I thought you were the one making the suggestion. Then I edited the post when I realized my mistake.
Yes, and I’m glad too Google it for you. Feel free to believe that the massive public rejection of the budget was due to the cut in funding for the Roanoke Island Commission if that’s what you have to do, or you could check out some of the hundreds of articles written about the budget process, its aftermath, and public perception. THe first LMGTFY is free, but after that one, I charge.
Teachers make easy targets for four main reasons: (1) They’re paid pretty well, (2) They get a lot of time off, (3) Tenure, and (4) their pay is tied to time in service, not performance. Of course this applies to public school teachers only.
Ummmmmm, where are public school teachers paid well? I have been teaching for six years, I have a graduate degree, both my husband and I work full time, and we still qualify for free & reduced lunches for my son. (Which means that TOGETHER we make less then 48 thousand a year.) As for the getting lots of time off, yeah, I guess it seems that way. Untill you look at the fact that most teachers use that “time off” to either work a second or third job to try to supplement their income, or to try to recover from the last nine months of battle! (And yes, it is a battle. Anyone who thinks that teachers just sit and munch bon-bons and don’t work has never had to spend any time in front of a classroom.)
It is easy to think that teachers have a cakewalk, until you realize that we have EVERY kid in our classrooms, from the super brilliant kids, to the ones who really should be in the SPED room full time, but there is no money for that because of cutbacks that have happened in education. We also have the raging hormones of teenagers, the drama that goes along with it, and all manner of other factors that combine to make the REAL high school experience. Add all that together, plus the kid that just doesn’t care and is only there because the law says he has to be, and then try to get something worthwhile into their heads. OH! And since we don’t have enough to do anyway, we get to do all those things that help to keep kids safe-like watching for abuse signs, and making sure that kids aren’t bullied, things like that. Oh, and giving those wonderful sex ed talks that really should be the job of the parent. But hey, it is a free country, you are entitled to your opinon, however misguided it might be!
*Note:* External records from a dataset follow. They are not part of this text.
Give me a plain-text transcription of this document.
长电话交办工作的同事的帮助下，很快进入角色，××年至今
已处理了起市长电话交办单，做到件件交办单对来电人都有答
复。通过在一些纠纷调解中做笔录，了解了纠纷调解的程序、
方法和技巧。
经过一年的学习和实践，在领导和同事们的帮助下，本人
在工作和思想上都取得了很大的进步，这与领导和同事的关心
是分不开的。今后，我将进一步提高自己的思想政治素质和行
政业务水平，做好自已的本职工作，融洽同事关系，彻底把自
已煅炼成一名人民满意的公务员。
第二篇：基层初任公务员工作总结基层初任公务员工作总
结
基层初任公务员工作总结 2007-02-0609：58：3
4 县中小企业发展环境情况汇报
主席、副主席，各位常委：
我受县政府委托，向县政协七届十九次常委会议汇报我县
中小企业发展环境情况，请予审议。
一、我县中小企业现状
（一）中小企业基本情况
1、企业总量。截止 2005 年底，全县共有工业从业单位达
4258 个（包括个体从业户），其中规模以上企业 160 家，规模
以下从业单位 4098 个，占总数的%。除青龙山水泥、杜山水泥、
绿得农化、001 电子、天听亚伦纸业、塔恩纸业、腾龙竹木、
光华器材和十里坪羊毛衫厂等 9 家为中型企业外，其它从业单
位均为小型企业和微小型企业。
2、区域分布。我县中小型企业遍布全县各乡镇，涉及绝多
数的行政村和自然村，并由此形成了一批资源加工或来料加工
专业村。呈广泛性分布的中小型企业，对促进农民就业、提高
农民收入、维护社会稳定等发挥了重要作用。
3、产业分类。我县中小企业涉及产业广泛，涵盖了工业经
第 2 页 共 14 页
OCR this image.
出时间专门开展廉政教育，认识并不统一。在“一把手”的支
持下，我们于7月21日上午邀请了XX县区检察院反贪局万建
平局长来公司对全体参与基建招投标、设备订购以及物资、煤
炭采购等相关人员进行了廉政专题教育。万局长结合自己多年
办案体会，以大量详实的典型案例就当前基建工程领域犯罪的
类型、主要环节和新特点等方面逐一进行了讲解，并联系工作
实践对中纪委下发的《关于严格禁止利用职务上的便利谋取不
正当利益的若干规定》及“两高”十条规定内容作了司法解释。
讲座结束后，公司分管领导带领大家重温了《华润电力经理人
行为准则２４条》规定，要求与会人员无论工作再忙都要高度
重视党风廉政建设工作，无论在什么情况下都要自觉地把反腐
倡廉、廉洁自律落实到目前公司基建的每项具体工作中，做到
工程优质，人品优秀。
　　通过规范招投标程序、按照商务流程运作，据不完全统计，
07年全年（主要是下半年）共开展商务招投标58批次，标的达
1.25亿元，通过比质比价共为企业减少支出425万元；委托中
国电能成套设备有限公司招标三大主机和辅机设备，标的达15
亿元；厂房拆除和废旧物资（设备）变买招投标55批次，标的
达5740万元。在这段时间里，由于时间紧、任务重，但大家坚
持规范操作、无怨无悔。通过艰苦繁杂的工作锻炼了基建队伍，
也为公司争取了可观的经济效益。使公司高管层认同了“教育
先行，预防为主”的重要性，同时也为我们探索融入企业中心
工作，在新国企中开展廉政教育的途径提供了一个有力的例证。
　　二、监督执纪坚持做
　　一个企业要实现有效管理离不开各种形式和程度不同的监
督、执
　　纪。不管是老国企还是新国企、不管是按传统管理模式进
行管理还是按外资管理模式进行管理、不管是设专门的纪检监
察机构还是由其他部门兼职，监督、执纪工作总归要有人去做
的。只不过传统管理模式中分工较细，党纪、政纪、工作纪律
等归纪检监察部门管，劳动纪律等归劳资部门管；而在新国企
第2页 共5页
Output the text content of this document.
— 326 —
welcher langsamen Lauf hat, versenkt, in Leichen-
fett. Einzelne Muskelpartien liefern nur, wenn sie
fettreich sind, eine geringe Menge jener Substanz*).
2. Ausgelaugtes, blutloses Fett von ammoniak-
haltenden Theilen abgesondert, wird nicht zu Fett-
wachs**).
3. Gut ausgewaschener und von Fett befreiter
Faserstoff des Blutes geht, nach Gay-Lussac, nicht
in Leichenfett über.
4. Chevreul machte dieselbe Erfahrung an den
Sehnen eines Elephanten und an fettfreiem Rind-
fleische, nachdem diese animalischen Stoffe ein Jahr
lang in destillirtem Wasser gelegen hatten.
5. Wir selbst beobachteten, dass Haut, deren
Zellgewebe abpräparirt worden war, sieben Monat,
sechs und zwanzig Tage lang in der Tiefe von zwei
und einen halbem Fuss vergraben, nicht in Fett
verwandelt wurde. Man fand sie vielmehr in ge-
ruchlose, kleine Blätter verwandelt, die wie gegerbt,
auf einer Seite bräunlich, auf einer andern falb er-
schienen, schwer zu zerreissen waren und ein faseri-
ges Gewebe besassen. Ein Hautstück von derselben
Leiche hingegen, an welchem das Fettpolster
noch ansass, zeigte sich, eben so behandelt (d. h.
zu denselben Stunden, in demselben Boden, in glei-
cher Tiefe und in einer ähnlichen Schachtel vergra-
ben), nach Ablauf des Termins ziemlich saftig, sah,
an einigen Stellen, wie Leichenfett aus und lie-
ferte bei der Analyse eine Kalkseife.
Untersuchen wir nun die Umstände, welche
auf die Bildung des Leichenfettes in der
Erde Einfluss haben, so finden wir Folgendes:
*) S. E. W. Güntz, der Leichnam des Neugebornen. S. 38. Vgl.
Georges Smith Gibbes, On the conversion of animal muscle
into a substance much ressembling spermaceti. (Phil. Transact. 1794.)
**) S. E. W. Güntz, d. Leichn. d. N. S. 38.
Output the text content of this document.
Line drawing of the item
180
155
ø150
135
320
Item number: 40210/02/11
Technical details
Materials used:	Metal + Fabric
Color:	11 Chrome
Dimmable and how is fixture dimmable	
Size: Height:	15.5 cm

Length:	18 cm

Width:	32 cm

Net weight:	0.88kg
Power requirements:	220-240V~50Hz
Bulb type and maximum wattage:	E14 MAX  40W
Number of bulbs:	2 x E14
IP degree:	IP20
And how many kids will suffer while they work it out? People getting out of teaching because they don’t think they do it well or even not liking it is one thing. But if you force people out because of money, I worry about the societal implications. If you work for a private company, and feel underpaid, and leave, and this company policy of underpaying leads it to fail, no big deal. But students are pretty much a captive audience, unlike customers, and government policies which make the quality of the teaching staff go down hurts the people the school districts are supposed to serve.
I don’t know about the situation today, but just after we were married my wife, who had some teaching experience, checked into teaching at a private school in Louisiana. It turned out she made more as the night clerk at a cheap motel while waiting to get a real job, so no competitive salaries there.